I’m not buying it. I mean, I believe that he may have a sore ankle and/or be a bit under the weather, but if I had to wager on the true reason Maggette was glued to the pine on Monday, my money would be on “CD,” or “coach’s decision.”
Why the cynicism?
Bucks’ coach Scott Skiles preaches a hard-nosed approach to the game, predicated on defense and effort. While Maggette’s always given solid effort in his time on the floor- as evidenced by his better-than-average rebound rates (at both ends) and a gift for getting to the free throw line- he’s seldom exhibited much on the defensive end. Little has changed on that front this season, as Maggette’s averaging just .53 “defensive plays per game” (defined as steals+ blocks+ charges drawn; courtesy of HoopData), a total that’s less than half the league average of 1.38.
Throughout his career, Maggette’s value to a team has come primarily through his efficiency at the offensive end, which in 2010-11 has waned considerably- he’s shooting just 39% from the field, 16.7% from 3-point range and has made 40% of his shots just six times in 15 games this season. In the three games before his “injury,” Maggette scored a total of 23 points in 72 minutes and hit just five of 22 shot attempts.
But wait, there’s more!
He’s not hitting 50% of his attempts from any of the shot locations defined by HoopData, including a FG% of just 45.7% “at the rim” and a sorry 25% from 10-15 feet. His “Effective FG%” (adjusted for 3-pointers) is just 39.7%, down from 52.3% a year ago and his lowest (by 6.5%) in the past five years. Meanwhile, his “True Shooting %” (which adjusts for 3-pointers and free throws) has dipped to just 52.7%, down ~9% from last and, again, a five-years low.
Additionally, Maggette’s done a below average job of protecting the ball (12.82 turnover rate, v. league average of 11.57, which means he turn the ball over 1.25 more per 100 possessions than the average NBA player) and has done little to make his teammates better (admittedly not an area of strength historically), with just 5.95% of possessions in which he’s involved ending in an assist, WELL below the league average of 15.32%.
The Bucks, fresh off an unexpected 46-win season and a spirited first round playoff showing, headed into the 2010-11 season with great expectations.

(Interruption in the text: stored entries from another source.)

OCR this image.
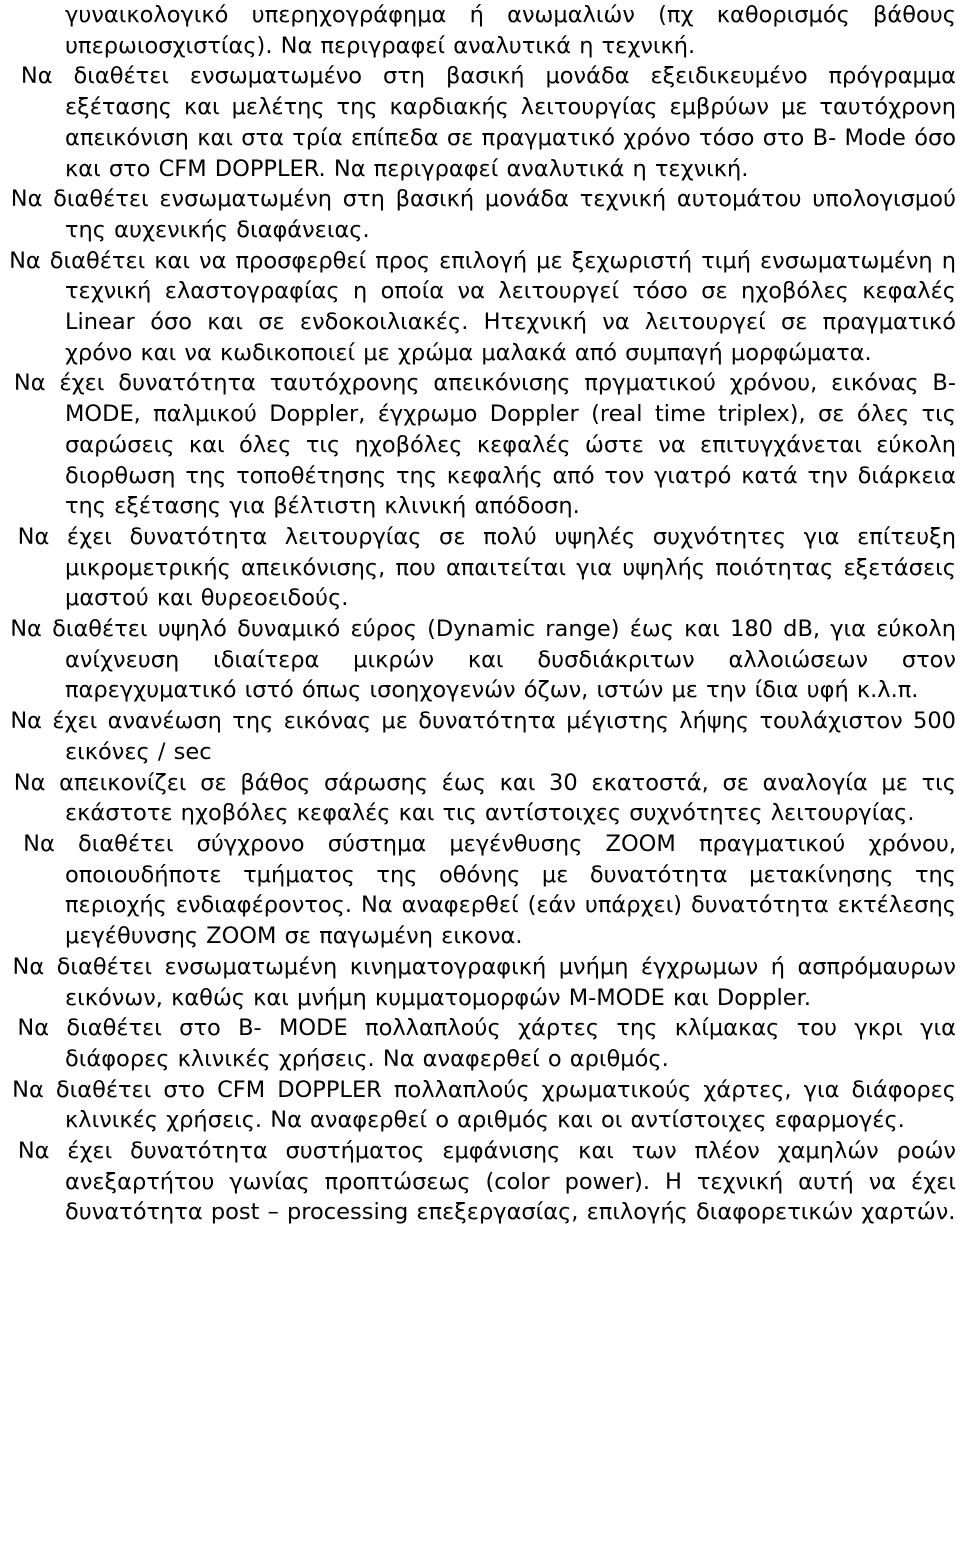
γυναικολογικό υπερηχογράφημα ή ανωμαλιών (πχ καθορισμός βάθους υπερωιοσχιστίας). Να περιγραφεί αναλυτικά η τεχνική.

Να διαθέτει ενσωματωμένο στη βασική μονάδα εξειδικευμένο πρόγραμμα εξέτασης και μελέτης της καρδιακής λειτουργίας εμβρύων με ταυτόχρονη απεικόνιση και στα τρία επίπεδα σε πραγματικό χρόνο τόσο στο B- Mode όσο και στο CFM DOPPLER. Να περιγραφεί αναλυτικά η τεχνική.

Να διαθέτει ενσωματωμένη στη βασική μονάδα τεχνική αυτομάτου υπολογισμού της αυχενικής διαφάνειας.

Να διαθέτει και να προσφερθεί προς επιλογή με ξεχωριστή τιμή ενσωματωμένη η τεχνική ελαστογραφίας η οποία να λειτουργεί τόσο σε ηχοβόλες κεφαλές Linear όσο και σε ενδοκοιλιακές. Ητεχνική να λειτουργεί σε πραγματικό χρόνο και να κωδικοποιεί με χρώμα μαλακά από συμπαγή μορφώματα.

Να έχει δυνατότητα ταυτόχρονης απεικόνισης πργματικού χρόνου, εικόνας B-MODE, παλμικού Doppler, έγχρωμο Doppler (real time triplex), σε όλες τις σαρώσεις και όλες τις ηχοβόλες κεφαλές ώστε να επιτυγχάνεται εύκολη διορθωση της τοποθέτησης της κεφαλής από τον γιατρό κατά την διάρκεια της εξέτασης για βέλτιστη κλινική απόδοση.

Να έχει δυνατότητα λειτουργίας σε πολύ υψηλές συχνότητες για επίτευξη μικρομετρικής απεικόνισης, που απαιτείται για υψηλής ποιότητας εξετάσεις μαστού και θυρεοειδούς.

Να διαθέτει υψηλό δυναμικό εύρος (Dynamic range) έως και 180 dB, για εύκολη ανίχνευση ιδιαίτερα μικρών και δυσδιάκριτων αλλοιώσεων στον παρεγχυματικό ιστό όπως ισοηχογενών όζων, ιστών με την ίδια υφή κ.λ.π.

Να έχει ανανέωση της εικόνας με δυνατότητα μέγιστης λήψης τουλάχιστον 500 εικόνες / sec

Να απεικονίζει σε βάθος σάρωσης έως και 30 εκατοστά, σε αναλογία με τις εκάστοτε ηχοβόλες κεφαλές και τις αντίστοιχες συχνότητες λειτουργίας.

Να διαθέτει σύγχρονο σύστημα μεγένθυσης ZOOM πραγματικού χρόνου, οποιουδήποτε τμήματος της οθόνης με δυνατότητα μετακίνησης της περιοχής ενδιαφέροντος. Να αναφερθεί (εάν υπάρχει) δυνατότητα εκτέλεσης μεγέθυνσης ZOOM σε παγωμένη εικονα.

Να διαθέτει ενσωματωμένη κινηματογραφική μνήμη έγχρωμων ή ασπρόμαυρων εικόνων, καθώς και μνήμη κυμματομορφών M-MODE και Doppler.

Να διαθέτει στο B- MODE πολλαπλούς χάρτες της κλίμακας του γκρι για διάφορες κλινικές χρήσεις. Να αναφερθεί ο αριθμός.

Να διαθέτει στο CFM DOPPLER πολλαπλούς χρωματικούς χάρτες, για διάφορες κλινικές χρήσεις. Να αναφερθεί ο αριθμός και οι αντίστοιχες εφαρμογές.

Να έχει δυνατότητα συστήματος εμφάνισης και των πλέον χαμηλών ροών ανεξαρτήτου γωνίας προπτώσεως (color power). Η τεχνική αυτή να έχει δυνατότητα post – processing επεξεργασίας, επιλογής διαφορετικών χαρτών.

While injuries to stud big man Andrew Bogut and starting “3” Carlos Delfino have thrown a wrench into the team’s plans, they've not left the cupboard totally bare. Presented with an ideal opportunity to step into a leadership role on a young team, Maggette’s inability to a) play Skiles’ brand of basketball and b) to provide an efficient spark on offense (the reason he was brought in) appear to have landed him in Skiles’ doghouse instead.
Eh, I guess that’s the risk you take when pay eight figures to a one-dimensional guy who’s suited up in 12 playoff games in 11 pro seasons.